From newsroom to classroom
May 23, 2013
At the beginning of June, the Summit Daily News will leave the Frisco building from which it has published for more than two decades to make way for a new school house.
The Peak School, a private school heading into its second year of operation, purchased the building which administrators say will provide twice as much space for a student body that is on track to double in the upcoming school year.
The Summit Daily office, in the meantime, will relocate to the new Colorado-Midland Building, just a few blocks away. It is a site better suited to the needs of a modern media organization, newspaper representatives say.
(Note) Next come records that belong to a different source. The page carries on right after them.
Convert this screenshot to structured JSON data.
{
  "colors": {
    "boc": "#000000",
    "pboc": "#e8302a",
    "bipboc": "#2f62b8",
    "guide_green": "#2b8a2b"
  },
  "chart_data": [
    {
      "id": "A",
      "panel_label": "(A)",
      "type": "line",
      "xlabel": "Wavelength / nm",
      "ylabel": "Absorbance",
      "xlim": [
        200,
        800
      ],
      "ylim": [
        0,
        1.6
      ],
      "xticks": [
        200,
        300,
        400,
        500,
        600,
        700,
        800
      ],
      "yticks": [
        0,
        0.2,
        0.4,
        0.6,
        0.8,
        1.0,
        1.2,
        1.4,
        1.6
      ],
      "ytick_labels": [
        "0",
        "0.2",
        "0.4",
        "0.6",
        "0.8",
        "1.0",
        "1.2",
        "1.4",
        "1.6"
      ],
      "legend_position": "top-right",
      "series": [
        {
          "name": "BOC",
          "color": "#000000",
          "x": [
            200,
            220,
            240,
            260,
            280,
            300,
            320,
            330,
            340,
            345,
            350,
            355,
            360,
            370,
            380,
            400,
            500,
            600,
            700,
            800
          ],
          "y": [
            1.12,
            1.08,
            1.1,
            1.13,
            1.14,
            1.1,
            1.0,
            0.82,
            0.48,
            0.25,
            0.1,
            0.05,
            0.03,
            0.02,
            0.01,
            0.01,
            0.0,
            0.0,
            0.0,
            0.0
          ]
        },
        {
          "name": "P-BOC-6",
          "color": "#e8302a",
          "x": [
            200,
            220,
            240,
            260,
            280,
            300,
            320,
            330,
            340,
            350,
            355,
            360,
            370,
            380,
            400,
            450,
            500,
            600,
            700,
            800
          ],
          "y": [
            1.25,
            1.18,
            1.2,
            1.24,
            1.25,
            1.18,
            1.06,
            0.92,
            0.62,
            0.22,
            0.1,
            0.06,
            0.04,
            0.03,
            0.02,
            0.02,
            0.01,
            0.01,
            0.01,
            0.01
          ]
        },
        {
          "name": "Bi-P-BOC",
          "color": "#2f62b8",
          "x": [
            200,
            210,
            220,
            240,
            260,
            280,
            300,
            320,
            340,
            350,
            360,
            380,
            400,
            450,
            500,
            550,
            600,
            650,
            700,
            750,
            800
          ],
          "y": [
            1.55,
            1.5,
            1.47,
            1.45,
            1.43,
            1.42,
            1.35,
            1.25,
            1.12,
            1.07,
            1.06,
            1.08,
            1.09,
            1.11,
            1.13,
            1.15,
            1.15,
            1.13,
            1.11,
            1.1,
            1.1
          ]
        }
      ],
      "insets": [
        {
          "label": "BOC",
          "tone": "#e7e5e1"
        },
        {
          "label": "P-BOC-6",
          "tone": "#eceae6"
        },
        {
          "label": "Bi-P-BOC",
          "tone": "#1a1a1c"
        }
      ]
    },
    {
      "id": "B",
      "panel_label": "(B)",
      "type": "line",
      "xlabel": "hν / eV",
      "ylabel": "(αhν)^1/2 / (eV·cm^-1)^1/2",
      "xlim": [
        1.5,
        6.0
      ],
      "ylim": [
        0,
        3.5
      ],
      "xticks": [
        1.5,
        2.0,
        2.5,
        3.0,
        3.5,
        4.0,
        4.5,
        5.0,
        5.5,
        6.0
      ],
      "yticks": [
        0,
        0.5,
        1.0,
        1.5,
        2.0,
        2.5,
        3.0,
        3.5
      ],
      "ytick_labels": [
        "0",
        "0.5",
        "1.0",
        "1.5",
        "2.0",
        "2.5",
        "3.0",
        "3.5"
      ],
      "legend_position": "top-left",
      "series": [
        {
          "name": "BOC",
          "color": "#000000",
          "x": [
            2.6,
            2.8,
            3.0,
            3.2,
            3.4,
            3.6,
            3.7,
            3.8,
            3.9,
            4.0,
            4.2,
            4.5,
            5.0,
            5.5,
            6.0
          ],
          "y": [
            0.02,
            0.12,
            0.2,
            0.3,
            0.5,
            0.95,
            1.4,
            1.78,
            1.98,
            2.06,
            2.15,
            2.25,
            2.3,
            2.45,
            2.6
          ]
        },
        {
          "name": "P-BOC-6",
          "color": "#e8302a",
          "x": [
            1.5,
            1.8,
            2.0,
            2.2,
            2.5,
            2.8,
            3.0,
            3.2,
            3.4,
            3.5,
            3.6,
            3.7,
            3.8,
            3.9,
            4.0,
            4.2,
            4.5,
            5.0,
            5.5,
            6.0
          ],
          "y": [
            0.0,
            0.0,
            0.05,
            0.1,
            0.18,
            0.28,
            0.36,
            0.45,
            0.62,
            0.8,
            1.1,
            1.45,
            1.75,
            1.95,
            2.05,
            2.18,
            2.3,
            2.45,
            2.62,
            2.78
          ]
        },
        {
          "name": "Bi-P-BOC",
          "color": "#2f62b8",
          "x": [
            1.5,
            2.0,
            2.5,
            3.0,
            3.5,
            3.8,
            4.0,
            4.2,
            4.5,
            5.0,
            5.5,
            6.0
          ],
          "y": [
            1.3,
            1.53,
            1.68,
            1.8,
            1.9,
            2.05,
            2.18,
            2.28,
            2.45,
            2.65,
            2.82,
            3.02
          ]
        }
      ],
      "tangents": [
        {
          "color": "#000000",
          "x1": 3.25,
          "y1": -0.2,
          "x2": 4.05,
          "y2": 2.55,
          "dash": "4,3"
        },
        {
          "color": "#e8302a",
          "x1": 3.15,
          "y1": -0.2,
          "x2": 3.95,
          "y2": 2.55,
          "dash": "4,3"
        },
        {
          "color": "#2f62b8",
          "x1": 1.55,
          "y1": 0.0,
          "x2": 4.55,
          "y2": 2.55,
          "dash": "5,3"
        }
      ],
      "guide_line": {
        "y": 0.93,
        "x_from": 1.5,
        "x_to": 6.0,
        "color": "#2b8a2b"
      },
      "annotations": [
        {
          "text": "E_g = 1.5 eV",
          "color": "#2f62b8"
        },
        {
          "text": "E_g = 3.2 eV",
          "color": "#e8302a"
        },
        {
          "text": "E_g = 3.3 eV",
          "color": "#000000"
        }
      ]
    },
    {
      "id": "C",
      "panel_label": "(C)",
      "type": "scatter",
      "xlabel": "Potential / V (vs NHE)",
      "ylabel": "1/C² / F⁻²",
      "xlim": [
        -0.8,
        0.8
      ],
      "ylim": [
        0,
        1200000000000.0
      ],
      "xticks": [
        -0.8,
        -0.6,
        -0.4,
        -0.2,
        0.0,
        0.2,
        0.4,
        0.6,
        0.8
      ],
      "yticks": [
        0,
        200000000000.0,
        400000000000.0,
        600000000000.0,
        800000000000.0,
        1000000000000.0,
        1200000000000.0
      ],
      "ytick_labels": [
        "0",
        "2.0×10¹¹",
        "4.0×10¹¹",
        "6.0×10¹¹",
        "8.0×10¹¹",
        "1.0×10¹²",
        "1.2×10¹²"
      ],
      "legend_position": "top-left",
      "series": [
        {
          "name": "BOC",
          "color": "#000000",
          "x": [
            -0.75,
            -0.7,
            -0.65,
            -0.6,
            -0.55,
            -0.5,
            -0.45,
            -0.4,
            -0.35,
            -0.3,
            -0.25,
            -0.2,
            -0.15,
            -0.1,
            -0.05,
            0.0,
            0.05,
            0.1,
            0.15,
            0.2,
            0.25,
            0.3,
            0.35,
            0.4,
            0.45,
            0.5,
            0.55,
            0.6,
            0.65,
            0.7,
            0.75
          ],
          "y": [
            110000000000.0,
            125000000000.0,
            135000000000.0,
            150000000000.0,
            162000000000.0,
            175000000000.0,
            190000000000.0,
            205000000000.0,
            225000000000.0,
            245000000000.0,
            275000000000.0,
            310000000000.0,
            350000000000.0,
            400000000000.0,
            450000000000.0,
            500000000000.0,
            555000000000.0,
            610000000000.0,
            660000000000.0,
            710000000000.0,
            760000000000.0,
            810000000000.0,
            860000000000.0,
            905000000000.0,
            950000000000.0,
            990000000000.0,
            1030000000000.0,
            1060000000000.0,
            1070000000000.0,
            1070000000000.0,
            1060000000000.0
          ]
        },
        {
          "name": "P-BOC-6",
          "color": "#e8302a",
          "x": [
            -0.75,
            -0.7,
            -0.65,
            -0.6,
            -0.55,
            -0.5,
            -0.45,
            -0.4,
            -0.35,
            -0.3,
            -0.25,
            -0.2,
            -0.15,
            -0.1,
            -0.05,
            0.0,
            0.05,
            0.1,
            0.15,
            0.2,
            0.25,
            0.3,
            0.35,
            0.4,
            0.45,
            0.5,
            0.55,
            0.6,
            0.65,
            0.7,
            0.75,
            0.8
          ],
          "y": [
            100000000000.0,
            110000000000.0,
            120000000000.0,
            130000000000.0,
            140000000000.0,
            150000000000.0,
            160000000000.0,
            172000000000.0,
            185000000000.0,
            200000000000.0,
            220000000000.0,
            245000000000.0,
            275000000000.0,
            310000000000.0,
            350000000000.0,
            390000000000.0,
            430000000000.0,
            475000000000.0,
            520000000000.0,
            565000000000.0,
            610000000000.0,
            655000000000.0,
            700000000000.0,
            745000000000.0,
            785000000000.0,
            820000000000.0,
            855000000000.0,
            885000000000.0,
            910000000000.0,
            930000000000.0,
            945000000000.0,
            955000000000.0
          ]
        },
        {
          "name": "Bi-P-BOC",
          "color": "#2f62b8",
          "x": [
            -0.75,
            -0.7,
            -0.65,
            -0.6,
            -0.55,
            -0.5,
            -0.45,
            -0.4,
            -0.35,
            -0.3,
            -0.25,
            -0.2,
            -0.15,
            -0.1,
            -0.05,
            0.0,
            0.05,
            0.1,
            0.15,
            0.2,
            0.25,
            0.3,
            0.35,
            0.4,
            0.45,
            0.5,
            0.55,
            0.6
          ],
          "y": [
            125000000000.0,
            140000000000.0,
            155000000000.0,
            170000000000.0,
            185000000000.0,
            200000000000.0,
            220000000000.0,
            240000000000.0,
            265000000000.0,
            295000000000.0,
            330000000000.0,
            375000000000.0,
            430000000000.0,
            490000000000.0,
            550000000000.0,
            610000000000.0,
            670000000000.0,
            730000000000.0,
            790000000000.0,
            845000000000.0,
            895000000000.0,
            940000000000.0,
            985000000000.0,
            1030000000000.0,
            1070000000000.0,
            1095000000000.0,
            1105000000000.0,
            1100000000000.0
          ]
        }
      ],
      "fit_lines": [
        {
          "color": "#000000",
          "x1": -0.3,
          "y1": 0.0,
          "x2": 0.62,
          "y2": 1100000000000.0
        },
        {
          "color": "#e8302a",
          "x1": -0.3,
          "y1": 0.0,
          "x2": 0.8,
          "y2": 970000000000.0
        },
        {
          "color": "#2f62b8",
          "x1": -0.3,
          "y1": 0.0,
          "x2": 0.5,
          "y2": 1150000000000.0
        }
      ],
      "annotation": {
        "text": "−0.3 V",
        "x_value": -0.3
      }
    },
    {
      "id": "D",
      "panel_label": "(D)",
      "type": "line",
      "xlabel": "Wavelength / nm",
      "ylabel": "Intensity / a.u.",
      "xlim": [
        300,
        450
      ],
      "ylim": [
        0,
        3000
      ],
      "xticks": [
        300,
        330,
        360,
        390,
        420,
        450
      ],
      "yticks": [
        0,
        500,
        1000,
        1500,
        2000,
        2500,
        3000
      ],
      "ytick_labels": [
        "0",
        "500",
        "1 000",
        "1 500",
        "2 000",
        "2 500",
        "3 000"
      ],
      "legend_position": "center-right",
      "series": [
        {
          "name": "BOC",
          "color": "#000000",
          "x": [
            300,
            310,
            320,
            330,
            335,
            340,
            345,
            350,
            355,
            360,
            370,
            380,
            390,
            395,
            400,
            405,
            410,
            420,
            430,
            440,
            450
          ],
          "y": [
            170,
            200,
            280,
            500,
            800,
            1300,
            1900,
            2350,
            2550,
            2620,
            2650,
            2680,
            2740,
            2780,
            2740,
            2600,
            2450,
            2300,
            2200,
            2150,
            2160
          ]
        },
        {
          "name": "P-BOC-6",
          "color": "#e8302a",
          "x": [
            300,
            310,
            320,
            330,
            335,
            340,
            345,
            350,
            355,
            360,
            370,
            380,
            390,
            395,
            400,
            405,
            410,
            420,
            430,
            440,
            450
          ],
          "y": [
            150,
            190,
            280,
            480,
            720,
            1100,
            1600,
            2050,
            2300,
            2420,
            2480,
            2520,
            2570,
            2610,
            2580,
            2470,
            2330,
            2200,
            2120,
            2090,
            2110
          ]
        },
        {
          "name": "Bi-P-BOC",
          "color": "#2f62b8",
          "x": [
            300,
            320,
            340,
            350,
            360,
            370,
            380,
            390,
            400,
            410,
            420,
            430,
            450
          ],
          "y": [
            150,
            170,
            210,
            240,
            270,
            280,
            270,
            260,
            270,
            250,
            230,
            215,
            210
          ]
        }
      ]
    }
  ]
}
The current Summit Daily building, which once housed a printing press, a darkroom for developing photos and a bigger staff, offers more space than necessary for the now largely digital and mobile news operation.
"The building simply outgrew us," publisher Matt Sandberg said. "(Our) footprint has shrunk as technology shrinks, so the space we need for each employee is no longer what it used to be. The new space that we have will fit our organization nicely and still allows us room to continue to grow and expand."
The paper will pair its new location with a new website and new internal digital technology system that has allowed the staff to become mobile, working with and covering the community all over Summit County.
"The newspaper will continue to be the same newspaper that (our readers) know and love," Sandberg said. "What will change for the Summit Daily is our focus. We've become more energized and focused on delivering the top quality product day in and day out. While this location in and of itself does not create any change, it helps put the wrapping on kind of a new page for the Summit Daily."
It will be the first time the news organization has moved offices in more than 25 years.
Once home to the Summit Sentinel, the current Summit Daily News building was constructed in the mid-1980s specifically to house a newspaper. It was purchased by Swift Communications in 1994 along with the Sentinel organization. The new owners consolidated the newspaper with other local publications under the same roof in Frisco, including the Summit Daily News and the Summit County Journal.
In time, Swift Communications condensed printing operations for all of its mountain publications, which include the Vail Daily and the Aspen Times, in Gypsum. The large press once housed in the Summit Daily building was removed.
No longer in need of such a large facility, Swift put the Summit Daily building on the market several years ago.
It sold in April to the fledgling Peak School, which was looking for a new home after spending it's first school year as a temporary tenant in the old CMC building in Breckenridge. The historic structure is slated for renovation and will eventually be reopened as a library and community center.
The Summit Daily building will become the school's permanent location, offering more space to accommodate a larger student body, a better location and room to grow in the future, administrators said.
"We're very excited that this is our long-term home," Peak School founder Chris Renner said. "To find that and be able to buy a building in our first year is pretty amazing."
The more central location will allow Peak School students to more easily participate in extracurricular activities at Summit Middle and High Schools, which are nearby. The existing newsroom will become classrooms and administrators plan to expand into the part of the building that once housed the press as the school grows and requires additional space. A large, undeveloped lot, currently used for parking, also provides an opportunity for future expansion.
The Peak School served grades sixth through eighth this year and will add one grade every year, beginning with ninth grade in the fall. Administrators plan to eventually construct a new building to create separate middle and high schools.
But in the first year there will be very few changes to the building, other than a new coat of paint and fresh carpets.
"Truly, the way the building is currently laid out, it fits our need perfectly," Renner said. "We have the capacity to expand. We don't know exactly what that's going to look like, but at least we have the freedom to start to dream and plan."
The Summit Daily operation will relocate to 331 Main St. in Frisco the first week of June. The public office will remain open to the community without interruption during the transition.
The Peak School will open its doors for the school year in its new location in the fall.